When that was discovered, it was already at a stage where nothing could really be done to help. He was fine for two or three months afterward, almost like nothing was wrong, then suddenly declined very quickly. Testing at one point showed his kidney function was nearly down to nothing at all, and he was very, very sick. I mentioned that T. got to a fit approximately 16 pounds, and at the end he plummeted to about 11 pounds, a shadow of his former self.
He had to have been in such pain and discomfort, but he didn’t show it. He was still gentle as ever and purred when you pet him, although at one point he could barely make the noise. He suffered silently until at last he could move almost not at all.
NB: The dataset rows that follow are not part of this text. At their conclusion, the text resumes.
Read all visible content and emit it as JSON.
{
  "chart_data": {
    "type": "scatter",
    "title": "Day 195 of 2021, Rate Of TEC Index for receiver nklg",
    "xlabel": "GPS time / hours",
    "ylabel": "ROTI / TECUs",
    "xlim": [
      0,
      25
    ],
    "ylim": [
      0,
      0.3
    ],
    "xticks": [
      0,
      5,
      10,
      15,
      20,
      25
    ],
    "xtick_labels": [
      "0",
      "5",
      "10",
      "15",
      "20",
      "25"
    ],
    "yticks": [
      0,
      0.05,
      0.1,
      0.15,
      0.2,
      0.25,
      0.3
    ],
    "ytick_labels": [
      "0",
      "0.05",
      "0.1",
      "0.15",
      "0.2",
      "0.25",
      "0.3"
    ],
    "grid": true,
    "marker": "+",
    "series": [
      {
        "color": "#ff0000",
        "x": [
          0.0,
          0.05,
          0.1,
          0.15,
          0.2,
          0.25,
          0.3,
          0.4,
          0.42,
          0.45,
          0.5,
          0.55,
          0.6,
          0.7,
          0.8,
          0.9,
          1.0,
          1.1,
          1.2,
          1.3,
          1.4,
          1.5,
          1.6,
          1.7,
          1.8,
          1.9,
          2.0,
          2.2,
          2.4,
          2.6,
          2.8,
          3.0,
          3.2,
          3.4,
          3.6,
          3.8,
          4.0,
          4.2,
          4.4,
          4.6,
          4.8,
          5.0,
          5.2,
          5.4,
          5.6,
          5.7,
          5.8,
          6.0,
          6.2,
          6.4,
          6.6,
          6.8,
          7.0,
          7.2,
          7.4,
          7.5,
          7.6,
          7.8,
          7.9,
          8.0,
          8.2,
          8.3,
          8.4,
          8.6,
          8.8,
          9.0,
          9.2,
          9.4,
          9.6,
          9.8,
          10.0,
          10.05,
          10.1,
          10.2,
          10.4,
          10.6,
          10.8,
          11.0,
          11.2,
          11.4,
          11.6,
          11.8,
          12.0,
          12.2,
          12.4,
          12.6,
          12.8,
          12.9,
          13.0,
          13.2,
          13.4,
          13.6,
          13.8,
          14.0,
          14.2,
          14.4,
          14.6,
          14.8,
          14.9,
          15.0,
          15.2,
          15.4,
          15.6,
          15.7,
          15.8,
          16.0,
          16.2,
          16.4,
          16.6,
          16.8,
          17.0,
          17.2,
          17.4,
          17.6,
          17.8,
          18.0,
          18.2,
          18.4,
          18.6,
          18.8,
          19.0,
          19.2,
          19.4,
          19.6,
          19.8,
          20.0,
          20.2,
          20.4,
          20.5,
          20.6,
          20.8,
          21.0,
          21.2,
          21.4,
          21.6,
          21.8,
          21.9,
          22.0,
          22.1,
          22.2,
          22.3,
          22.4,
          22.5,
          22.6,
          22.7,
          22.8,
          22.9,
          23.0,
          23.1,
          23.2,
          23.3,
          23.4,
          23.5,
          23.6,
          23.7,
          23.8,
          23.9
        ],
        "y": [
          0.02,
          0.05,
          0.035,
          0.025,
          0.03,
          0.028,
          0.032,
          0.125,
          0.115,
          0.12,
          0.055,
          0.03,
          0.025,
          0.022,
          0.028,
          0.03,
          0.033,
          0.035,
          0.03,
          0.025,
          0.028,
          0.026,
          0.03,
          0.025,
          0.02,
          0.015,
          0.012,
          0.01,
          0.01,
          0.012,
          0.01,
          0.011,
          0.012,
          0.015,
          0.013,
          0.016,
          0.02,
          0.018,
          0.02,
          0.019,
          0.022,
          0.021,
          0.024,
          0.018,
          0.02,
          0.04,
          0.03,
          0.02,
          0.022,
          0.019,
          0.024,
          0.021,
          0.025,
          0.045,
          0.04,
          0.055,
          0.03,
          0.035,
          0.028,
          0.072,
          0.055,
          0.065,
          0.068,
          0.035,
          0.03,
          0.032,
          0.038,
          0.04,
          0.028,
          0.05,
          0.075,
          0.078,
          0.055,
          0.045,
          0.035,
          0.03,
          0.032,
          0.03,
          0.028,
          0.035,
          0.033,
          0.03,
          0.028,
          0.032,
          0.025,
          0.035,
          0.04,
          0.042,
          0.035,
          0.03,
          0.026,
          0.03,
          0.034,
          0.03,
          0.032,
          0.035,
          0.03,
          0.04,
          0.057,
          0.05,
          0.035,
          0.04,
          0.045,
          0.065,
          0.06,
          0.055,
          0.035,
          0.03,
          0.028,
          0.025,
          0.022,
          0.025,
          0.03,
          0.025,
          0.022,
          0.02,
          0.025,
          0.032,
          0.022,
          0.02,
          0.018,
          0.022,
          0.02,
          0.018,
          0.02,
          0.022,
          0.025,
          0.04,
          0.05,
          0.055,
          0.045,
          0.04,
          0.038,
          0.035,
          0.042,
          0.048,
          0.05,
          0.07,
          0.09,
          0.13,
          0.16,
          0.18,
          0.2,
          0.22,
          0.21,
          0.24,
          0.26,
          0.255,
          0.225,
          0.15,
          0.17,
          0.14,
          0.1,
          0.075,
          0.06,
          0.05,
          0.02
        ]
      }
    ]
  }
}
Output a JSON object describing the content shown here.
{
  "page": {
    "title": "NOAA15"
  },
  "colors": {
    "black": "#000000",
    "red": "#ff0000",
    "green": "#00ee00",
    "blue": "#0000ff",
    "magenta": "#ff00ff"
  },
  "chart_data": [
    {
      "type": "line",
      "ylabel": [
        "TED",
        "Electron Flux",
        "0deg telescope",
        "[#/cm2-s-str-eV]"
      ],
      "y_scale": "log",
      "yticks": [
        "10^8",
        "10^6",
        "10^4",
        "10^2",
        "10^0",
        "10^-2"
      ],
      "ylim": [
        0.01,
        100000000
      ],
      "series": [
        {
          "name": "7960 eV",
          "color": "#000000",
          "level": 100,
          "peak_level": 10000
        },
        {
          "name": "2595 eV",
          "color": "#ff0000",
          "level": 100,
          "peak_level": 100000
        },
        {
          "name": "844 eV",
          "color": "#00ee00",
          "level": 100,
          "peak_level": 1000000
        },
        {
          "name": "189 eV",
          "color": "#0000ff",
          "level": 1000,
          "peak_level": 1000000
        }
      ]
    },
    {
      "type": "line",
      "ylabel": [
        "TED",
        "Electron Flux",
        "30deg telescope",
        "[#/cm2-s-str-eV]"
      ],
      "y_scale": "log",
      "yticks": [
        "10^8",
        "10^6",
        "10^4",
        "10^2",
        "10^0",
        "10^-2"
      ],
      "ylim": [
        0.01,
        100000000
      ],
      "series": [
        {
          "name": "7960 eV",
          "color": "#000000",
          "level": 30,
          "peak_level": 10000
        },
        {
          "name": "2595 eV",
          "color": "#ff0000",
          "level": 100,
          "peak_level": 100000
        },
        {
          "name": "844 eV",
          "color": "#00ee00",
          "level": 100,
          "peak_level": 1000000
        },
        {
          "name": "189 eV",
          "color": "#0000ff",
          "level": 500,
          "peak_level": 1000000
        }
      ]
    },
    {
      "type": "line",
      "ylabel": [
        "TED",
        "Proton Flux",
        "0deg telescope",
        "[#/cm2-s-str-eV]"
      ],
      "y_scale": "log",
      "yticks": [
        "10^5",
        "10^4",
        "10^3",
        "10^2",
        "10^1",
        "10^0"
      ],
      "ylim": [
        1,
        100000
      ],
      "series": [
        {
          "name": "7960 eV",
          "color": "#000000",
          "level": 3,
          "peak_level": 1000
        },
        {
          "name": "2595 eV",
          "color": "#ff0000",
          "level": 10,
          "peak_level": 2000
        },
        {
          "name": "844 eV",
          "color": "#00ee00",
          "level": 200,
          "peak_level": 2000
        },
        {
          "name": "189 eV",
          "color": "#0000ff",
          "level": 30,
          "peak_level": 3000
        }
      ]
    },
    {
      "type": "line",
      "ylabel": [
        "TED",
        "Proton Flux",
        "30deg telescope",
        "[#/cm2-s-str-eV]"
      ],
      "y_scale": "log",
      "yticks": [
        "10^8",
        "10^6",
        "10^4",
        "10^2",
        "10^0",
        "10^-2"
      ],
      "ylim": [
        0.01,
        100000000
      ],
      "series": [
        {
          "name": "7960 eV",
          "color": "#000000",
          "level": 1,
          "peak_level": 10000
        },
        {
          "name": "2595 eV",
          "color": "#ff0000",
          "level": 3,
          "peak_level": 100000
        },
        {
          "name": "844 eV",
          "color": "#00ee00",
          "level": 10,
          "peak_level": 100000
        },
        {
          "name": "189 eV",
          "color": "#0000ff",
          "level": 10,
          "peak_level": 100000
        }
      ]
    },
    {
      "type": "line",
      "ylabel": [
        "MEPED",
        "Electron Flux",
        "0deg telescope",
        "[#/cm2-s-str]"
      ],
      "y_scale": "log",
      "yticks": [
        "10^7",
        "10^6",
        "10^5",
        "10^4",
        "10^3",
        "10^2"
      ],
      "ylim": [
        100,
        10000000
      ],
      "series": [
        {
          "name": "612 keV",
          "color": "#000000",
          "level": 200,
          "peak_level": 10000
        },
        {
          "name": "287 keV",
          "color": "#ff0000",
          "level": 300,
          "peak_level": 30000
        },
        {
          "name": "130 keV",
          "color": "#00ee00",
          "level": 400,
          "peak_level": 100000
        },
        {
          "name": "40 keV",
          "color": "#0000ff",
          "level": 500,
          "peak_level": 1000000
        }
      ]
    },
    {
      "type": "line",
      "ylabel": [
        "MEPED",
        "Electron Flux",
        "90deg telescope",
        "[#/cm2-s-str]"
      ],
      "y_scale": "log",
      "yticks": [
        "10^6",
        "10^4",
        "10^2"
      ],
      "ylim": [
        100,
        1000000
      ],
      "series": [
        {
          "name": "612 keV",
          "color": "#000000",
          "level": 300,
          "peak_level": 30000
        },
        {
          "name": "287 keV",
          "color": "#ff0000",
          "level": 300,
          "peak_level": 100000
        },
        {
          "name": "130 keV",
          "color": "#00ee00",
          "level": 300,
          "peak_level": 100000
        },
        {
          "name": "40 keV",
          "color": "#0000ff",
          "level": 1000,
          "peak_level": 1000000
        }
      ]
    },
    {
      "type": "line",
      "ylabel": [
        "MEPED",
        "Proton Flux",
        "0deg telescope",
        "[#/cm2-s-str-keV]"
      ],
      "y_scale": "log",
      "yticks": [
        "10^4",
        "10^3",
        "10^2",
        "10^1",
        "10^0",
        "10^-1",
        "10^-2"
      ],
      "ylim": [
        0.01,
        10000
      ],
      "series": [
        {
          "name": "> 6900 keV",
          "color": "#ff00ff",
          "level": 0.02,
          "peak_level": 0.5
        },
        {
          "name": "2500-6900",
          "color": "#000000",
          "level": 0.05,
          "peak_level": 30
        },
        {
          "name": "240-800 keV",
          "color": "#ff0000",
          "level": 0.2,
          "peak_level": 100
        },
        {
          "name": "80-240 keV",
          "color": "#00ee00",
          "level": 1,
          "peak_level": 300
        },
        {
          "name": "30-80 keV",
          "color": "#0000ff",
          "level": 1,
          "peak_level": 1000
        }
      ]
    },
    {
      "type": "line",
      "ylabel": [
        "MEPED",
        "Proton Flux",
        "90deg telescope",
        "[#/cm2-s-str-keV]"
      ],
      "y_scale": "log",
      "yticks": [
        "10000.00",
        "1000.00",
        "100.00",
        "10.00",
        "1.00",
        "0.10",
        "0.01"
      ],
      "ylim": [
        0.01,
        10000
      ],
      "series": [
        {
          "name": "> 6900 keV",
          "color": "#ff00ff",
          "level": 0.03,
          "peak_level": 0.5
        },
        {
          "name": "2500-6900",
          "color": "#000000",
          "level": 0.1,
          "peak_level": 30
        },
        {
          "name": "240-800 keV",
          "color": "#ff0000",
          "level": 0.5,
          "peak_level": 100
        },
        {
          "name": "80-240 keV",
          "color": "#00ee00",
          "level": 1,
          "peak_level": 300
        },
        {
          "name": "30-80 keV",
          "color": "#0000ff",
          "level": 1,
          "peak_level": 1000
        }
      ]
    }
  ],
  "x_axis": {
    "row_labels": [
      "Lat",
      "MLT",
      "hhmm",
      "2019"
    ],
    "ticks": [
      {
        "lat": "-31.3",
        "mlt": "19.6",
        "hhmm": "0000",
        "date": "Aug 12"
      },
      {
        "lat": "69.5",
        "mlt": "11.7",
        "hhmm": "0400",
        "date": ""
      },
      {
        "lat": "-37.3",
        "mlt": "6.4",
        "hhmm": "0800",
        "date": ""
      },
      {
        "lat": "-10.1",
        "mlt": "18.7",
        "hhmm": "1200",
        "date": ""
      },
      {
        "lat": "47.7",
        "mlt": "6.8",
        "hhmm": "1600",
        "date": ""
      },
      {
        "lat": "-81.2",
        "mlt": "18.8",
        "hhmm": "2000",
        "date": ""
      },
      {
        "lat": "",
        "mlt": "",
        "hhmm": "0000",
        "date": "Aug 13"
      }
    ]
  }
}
Our daughter was born toward his later years and probably won’t remember him, but she was more than two years old when he died. T. was always very tolerant and gentle with her, and he seemed to know right away that she was some extension of my wife and me.

That was our cat T. Gray, who I more accurately call our friend, and we miss him. After he died, we found ourselves still looking for that mystery lump in the comforter that used to be him under there, or we’d see a white box/ object or something in the corner of our eyes and think it was him, which happened all the time while we had him.
He was a remarkable creature, and a kind all his own.